The lieutenant looks, and sees upon the skin, white as alabaster, a bit of tattooing. It is the figure of a young girl, somewhat scantily robed, with long streaming tresses: hair, contour, countenance, everything done in the deepest indigo.
“Some old sweetheart?” suggests Crozier.
“It is.”
“But she can’t be a Sandwich Island belle.

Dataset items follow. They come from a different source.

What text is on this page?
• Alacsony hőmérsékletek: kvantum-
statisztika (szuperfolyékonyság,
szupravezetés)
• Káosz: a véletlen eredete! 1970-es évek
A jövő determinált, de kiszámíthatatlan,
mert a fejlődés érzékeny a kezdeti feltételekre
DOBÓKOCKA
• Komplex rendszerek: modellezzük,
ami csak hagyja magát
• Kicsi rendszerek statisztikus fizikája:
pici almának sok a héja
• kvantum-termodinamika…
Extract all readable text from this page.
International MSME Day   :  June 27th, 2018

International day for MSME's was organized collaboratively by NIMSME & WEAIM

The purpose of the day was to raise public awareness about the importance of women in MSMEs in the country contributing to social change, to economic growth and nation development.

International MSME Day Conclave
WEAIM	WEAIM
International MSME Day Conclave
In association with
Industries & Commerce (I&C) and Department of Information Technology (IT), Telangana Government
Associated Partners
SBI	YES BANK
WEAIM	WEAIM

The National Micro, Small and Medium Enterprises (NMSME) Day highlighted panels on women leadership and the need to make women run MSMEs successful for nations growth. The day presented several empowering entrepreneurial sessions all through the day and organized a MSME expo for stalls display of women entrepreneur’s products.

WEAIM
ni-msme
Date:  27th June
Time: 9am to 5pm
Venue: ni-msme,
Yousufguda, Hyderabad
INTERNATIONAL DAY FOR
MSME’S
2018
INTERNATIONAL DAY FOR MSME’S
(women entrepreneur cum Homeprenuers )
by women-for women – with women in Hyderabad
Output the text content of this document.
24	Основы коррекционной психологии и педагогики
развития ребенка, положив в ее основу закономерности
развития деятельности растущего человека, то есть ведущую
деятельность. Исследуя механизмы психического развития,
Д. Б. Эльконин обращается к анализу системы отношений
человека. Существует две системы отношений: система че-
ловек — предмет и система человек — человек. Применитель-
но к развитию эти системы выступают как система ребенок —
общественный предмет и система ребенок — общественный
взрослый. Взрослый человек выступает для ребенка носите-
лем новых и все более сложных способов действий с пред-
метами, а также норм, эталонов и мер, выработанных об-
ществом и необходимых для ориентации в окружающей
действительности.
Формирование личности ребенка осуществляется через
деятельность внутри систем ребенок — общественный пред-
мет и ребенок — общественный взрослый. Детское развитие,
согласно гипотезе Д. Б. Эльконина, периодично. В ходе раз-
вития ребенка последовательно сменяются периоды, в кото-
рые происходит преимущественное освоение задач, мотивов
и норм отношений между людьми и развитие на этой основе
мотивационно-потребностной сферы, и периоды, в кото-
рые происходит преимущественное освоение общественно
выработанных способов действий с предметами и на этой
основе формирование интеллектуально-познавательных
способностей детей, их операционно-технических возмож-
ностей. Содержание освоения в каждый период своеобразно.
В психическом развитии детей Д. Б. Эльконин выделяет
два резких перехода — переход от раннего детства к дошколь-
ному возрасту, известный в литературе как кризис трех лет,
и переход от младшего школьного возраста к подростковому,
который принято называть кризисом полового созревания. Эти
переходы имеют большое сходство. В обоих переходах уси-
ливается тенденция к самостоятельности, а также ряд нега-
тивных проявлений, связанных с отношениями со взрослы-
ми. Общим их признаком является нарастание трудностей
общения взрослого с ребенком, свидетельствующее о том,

You’ve never been there?”
“No, she isn’t. She’s a little Chileña, whose acquaintance I made last spring, while we lay at Valparaiso. Grummet, the cutter’s coxswain, did the tattoo for me, as we came up the Pacific. He hadn’t quite time to finish it as you see. There was to be a picture of the Chilian flag over her head, and underneath the girl’s name, or initials. I’m now glad they didn’t go in.”
“But what the deuce has all this to do with the Sandwich Islands?”
“Only, that, there, I intended to have the thing taken out again. Grummet tells me he can’t do it, but that the Kanakas can. He says they’ve got some trick for extracting the stain, without scarring the skin, or only very slightly.”